Emily Alder

editor of The Captain of the Polestar & The Parasite

It is only here in these Arctic seas that stark, unfathomable stillness obtrudes itself upon you in all its gruesome reality.

The Captain of the Pole-Star

Emily Alder is Lecturer at Edinburgh Napier University, where she teaches literature, film, popular culture, and ecocriticism from the nineteenth century to the present. She completed her doctoral thesis on British weird fiction author William Hope Hodgson in 2009, and worked as an academic skills adviser until gaining her first academic post at Edinburgh Napier University in 2012. Emily also tutored as an Associate Lecturer for the Open University in Scotland for several years. She is a Fellow of the Higher Education Academy, and studied part-time for a PGCert in Teaching and Learning in Higher Education, awarded in 2014.
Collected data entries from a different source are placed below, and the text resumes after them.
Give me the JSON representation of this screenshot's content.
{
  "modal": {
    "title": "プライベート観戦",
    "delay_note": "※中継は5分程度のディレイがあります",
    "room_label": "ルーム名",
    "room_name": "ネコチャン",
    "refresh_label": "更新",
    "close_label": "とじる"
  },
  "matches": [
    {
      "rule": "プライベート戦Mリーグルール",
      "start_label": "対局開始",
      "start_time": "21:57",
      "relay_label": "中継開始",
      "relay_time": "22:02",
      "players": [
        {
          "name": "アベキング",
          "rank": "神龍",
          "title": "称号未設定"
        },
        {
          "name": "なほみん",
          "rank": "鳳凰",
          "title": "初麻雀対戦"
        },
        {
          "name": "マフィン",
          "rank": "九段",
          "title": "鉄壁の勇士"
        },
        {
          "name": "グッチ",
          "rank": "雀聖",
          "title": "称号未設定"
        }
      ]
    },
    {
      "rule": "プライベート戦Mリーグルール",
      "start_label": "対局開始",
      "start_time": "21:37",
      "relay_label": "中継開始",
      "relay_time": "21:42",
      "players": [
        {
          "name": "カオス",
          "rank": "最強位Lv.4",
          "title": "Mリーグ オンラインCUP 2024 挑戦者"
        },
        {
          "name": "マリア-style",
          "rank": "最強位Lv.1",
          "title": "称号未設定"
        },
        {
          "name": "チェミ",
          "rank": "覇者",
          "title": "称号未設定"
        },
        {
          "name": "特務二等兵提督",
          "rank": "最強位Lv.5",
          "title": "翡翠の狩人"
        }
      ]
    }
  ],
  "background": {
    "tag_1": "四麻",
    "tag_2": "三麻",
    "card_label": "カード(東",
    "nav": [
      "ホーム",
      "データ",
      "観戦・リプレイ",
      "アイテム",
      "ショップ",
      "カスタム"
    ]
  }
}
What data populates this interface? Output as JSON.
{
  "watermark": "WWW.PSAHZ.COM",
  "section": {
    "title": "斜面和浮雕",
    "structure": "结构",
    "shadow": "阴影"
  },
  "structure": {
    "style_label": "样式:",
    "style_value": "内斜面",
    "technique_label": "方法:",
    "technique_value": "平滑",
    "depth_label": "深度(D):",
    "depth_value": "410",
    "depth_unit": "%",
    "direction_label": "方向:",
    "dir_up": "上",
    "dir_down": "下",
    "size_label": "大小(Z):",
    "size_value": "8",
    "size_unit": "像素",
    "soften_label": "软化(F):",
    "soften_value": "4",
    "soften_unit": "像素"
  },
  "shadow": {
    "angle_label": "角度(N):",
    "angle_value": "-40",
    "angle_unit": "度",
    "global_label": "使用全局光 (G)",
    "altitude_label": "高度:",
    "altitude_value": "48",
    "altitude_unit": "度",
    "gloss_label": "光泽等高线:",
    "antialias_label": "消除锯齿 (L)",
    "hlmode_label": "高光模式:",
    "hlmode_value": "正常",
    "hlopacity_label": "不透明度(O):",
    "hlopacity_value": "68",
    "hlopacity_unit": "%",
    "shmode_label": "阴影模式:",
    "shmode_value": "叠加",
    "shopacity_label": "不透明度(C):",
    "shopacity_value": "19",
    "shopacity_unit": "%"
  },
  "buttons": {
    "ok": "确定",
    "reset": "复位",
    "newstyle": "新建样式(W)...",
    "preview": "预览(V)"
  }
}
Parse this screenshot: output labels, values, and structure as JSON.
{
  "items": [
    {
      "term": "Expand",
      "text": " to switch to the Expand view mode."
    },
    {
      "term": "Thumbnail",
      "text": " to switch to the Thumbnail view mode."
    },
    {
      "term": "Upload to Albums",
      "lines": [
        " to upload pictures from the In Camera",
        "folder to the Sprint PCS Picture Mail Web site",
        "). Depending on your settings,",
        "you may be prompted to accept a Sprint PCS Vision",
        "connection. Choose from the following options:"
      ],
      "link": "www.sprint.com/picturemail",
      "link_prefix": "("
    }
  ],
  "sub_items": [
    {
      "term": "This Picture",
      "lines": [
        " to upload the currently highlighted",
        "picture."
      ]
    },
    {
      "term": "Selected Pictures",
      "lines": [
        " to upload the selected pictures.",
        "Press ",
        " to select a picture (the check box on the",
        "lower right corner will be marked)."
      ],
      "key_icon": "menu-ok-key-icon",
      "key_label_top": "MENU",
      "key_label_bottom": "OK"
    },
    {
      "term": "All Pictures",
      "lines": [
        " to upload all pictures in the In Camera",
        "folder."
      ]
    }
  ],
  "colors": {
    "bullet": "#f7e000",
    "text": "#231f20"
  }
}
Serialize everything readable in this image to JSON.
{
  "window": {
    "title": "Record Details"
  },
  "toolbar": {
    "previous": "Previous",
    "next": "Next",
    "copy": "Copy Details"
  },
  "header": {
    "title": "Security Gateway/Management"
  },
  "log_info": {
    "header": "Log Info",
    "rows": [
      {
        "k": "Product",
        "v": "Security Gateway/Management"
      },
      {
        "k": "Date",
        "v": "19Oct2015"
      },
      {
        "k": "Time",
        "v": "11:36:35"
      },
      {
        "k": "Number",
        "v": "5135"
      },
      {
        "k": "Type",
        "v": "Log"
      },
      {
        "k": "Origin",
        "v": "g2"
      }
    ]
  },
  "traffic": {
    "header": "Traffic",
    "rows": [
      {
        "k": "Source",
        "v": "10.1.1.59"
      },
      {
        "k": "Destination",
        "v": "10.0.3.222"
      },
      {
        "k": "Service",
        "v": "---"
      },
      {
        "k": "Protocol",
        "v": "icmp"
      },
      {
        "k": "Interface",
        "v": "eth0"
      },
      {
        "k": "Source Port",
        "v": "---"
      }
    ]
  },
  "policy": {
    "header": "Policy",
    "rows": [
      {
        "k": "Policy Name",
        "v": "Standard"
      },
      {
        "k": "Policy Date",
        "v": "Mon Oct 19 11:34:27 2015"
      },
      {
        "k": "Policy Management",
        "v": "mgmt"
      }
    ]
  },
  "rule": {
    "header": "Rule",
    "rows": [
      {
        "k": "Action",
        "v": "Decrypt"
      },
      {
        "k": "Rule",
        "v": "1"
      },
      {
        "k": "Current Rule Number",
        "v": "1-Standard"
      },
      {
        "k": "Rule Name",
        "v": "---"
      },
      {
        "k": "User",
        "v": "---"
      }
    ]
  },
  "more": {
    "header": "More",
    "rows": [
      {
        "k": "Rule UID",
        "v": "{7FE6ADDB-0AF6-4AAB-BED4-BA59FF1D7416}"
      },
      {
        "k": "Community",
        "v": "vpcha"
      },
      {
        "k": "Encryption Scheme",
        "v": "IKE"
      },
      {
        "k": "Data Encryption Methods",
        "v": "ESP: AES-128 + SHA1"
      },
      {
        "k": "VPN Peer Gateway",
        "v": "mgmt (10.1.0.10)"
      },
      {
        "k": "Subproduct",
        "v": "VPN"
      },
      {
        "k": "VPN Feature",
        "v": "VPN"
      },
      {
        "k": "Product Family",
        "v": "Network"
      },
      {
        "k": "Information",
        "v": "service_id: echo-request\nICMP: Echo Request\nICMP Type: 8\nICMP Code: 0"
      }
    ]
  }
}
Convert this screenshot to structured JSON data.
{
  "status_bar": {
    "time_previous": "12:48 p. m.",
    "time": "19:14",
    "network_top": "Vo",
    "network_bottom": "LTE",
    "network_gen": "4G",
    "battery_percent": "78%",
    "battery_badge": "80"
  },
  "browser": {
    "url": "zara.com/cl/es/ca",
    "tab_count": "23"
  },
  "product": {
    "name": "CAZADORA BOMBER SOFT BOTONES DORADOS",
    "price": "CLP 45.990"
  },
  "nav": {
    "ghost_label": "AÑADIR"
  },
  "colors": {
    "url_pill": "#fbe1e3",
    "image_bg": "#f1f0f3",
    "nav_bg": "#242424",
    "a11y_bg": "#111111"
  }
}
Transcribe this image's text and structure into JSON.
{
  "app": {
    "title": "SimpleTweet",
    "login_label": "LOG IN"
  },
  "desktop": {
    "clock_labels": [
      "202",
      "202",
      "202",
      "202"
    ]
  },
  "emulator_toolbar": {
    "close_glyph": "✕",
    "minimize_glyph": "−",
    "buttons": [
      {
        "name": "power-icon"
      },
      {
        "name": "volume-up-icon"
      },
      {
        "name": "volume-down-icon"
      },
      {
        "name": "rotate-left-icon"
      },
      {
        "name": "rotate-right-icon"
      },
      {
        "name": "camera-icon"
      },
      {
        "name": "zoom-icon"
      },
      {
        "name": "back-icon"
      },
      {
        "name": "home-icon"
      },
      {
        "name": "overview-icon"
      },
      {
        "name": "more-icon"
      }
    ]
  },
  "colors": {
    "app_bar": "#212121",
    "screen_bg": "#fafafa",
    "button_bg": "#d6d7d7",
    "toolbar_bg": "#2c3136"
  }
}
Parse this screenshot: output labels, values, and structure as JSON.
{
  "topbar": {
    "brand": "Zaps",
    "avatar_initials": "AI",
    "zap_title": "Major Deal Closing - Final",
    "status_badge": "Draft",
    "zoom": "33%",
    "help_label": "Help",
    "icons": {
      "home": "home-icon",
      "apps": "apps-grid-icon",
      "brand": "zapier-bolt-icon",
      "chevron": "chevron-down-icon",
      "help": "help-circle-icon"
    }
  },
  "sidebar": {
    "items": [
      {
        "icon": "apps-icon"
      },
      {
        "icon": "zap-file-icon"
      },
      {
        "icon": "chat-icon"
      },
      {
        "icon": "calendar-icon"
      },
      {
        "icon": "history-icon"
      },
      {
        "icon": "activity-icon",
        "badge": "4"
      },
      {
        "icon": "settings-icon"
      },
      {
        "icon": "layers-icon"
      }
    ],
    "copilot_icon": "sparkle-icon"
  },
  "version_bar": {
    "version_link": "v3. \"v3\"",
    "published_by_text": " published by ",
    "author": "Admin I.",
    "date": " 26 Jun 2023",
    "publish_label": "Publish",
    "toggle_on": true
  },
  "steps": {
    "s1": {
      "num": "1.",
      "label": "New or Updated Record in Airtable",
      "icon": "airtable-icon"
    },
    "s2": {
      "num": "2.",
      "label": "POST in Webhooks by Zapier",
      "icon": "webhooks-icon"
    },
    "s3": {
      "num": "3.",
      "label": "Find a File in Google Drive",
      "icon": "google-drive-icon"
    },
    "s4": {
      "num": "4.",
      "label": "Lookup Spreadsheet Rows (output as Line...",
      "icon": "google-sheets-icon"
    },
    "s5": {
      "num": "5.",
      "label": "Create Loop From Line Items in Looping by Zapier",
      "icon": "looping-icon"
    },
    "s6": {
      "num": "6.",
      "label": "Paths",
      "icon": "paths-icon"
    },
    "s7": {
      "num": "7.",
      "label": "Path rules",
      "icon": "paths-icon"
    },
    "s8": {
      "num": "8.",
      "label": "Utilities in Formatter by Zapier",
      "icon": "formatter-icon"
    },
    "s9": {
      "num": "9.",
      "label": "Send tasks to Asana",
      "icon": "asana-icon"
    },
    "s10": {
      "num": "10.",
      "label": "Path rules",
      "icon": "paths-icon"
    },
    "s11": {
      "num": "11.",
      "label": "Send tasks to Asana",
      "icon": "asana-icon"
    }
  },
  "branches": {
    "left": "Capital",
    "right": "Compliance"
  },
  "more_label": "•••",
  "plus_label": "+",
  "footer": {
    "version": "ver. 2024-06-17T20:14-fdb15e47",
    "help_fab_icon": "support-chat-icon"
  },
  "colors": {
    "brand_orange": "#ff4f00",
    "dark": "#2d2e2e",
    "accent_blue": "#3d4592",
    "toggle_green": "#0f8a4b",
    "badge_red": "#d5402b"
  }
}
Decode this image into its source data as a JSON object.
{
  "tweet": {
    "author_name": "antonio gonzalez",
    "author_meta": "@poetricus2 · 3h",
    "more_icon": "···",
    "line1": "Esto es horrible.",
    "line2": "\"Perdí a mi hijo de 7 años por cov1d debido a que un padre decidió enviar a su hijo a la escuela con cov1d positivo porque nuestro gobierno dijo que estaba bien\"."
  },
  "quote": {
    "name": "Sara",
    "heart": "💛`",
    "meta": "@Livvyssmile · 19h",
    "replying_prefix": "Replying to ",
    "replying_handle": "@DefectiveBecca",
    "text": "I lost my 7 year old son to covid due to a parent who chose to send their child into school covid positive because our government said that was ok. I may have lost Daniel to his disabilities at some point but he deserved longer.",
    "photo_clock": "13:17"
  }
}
Emily is an interdisciplinary researcher whose interests lie in literature and science and the environmental humanities, especially in the nineteenth century and in Gothic, weird, and science fiction. Spoken, written and visual narratives communicate, construct, and help us to understand individuals, materials, and practices in the social and physical world around us, and Emily’s research seeks to learn more about these relationships in the contexts of genre fiction, science, and environmental problems. Her first monograph, Weird Fiction and Science at the Fin de Siècle, is published with Palgrave Macmillan in early 2020. Other publications include a number of essays, articles, and edited volumes on nineteenth- and early-twentieth century Gothic and science-fiction, although her writing also occasionally ventures into contemporary sf and children’s literature. Emily is editor of the journal Gothic Studies and membership secretary for the British Society for Literature and Science. Outside work, Emily is a keen cyclist, hillwalker and ski mountaineer.